Semi-Structured Data
Data with some organisational structure but not a rigid schema — JSON, XML, HTML, log files.
{
"name": "Alice",
"age": 30,
"skills": ["Python", "SQL", "Machine Learning"],
"address": {
"city": "London",
"country": "UK"
}
}
Types of Analysis
Descriptive Analysis
"What happened?" — Summarising historical data with metrics like mean, median, counts, and percentages. Example: monthly sales reports.
Diagnostic Analysis
"Why did it happen?" — Investigating the causes behind observed patterns. Example: identifying why customer churn increased last quarter.
Predictive Analysis
"What will happen?" — Using historical data to forecast future outcomes. Example: predicting which customers are likely to cancel their subscription.
Prescriptive Analysis
"What should we do?" — Recommending actions based on predictions. Example: suggesting optimal pricing strategies to maximise revenue.
Why Python for Data Science?
Python has become the dominant language for data science for several reasons:
- Readable syntax — Python code reads almost like English, making it accessible to non-programmers
- Rich ecosystem — Thousands of libraries for every aspect of data science
- Community — The largest data science community, with abundant tutorials, courses, and support
- Integration — Python integrates well with databases, web frameworks, cloud services, and big data tools
- Industry adoption — Used by Google, Netflix, Facebook, NASA, and virtually every major tech company
- Jupyter notebooks — The interactive notebook environment was built for Python and is the standard tool for data exploration
Real-World Applications
Healthcare
- Predicting disease outbreaks and patient readmission risk
- Drug discovery and clinical trial optimisation
- Medical image analysis (X-rays, MRIs)
Finance
- Fraud detection and prevention
- Algorithmic trading and risk assessment
- Credit scoring and loan approval
Retail and E-commerce
- Recommendation systems (Netflix, Amazon, Spotify)
- Customer segmentation and targeting
- Demand forecasting and inventory optimisation
Transport
- Route optimisation (Uber, Lyft)
- Autonomous vehicle development
- Traffic prediction and management
Social Media
- Content recommendation algorithms
- Sentiment analysis and trend detection
- Misinformation detection
Ethics in Data Science
Data science comes with significant ethical responsibilities:
- Privacy — Handling personal data responsibly and complying with regulations (GDPR, CCPA)

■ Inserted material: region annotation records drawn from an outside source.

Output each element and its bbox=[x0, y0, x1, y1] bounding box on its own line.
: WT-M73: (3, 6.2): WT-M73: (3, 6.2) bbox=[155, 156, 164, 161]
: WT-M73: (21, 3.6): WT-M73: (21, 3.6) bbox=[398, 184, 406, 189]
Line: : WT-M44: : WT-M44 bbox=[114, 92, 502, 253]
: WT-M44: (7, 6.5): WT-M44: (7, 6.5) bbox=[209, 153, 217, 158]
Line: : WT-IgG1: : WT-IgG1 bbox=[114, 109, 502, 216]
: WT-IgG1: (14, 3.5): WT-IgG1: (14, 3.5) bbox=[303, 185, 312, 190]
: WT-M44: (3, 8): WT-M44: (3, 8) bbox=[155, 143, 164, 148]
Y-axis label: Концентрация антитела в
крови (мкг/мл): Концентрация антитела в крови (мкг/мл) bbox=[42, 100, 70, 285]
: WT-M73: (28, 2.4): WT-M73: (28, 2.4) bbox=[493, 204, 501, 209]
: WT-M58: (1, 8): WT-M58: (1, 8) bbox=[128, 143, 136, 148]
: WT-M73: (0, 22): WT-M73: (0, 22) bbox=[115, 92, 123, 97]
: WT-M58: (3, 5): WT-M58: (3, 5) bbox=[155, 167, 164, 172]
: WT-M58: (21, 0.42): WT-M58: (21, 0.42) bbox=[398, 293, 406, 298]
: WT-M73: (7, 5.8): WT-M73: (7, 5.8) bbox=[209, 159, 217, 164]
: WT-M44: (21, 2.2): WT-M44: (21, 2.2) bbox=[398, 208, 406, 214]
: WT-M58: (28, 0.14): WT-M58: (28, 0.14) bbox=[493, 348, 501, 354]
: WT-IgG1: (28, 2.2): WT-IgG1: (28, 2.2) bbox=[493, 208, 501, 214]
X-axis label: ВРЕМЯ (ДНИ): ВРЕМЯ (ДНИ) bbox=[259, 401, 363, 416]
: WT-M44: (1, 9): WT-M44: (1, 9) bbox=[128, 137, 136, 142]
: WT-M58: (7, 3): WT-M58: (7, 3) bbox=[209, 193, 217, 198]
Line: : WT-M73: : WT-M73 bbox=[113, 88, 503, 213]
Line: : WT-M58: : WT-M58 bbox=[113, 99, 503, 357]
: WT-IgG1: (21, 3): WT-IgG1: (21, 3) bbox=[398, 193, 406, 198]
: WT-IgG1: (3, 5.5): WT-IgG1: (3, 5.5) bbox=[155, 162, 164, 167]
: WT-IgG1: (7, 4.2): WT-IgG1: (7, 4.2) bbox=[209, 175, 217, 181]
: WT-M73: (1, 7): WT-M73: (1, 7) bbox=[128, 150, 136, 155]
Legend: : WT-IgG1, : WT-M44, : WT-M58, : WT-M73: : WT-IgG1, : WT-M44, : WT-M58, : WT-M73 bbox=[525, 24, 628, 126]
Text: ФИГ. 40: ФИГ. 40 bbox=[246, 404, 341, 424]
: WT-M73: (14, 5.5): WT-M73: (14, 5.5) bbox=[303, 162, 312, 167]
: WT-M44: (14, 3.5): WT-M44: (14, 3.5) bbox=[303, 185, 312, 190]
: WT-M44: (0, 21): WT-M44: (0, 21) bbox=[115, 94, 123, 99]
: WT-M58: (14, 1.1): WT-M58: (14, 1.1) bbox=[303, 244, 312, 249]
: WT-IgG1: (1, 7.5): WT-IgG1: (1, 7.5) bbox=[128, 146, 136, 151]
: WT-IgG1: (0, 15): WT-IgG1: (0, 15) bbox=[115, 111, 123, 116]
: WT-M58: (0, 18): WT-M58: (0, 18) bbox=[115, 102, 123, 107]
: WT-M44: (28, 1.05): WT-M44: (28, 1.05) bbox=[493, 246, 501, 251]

- Bias — Recognising and mitigating bias in data and algorithms
- Transparency — Making models explainable and decisions interpretable
- Consent — Ensuring data is collected with informed consent
- Fairness — Ensuring algorithms do not discriminate against protected groups
- Security — Protecting data from breaches and misuse
Summary
Data science is the practice of extracting meaningful insights from data using a combination of statistics, programming, and domain knowledge. It spans the entire journey from defining a problem, through collecting and cleaning data, to building models and communicating results. Python is the most popular language for data science thanks to its readable syntax, rich ecosystem of libraries, and strong community support. In this course, we will build a solid foundation in the Python data science toolkit — starting with Jupyter notebooks, then progressing through NumPy, Pandas, Matplotlib, and Scikit-Learn.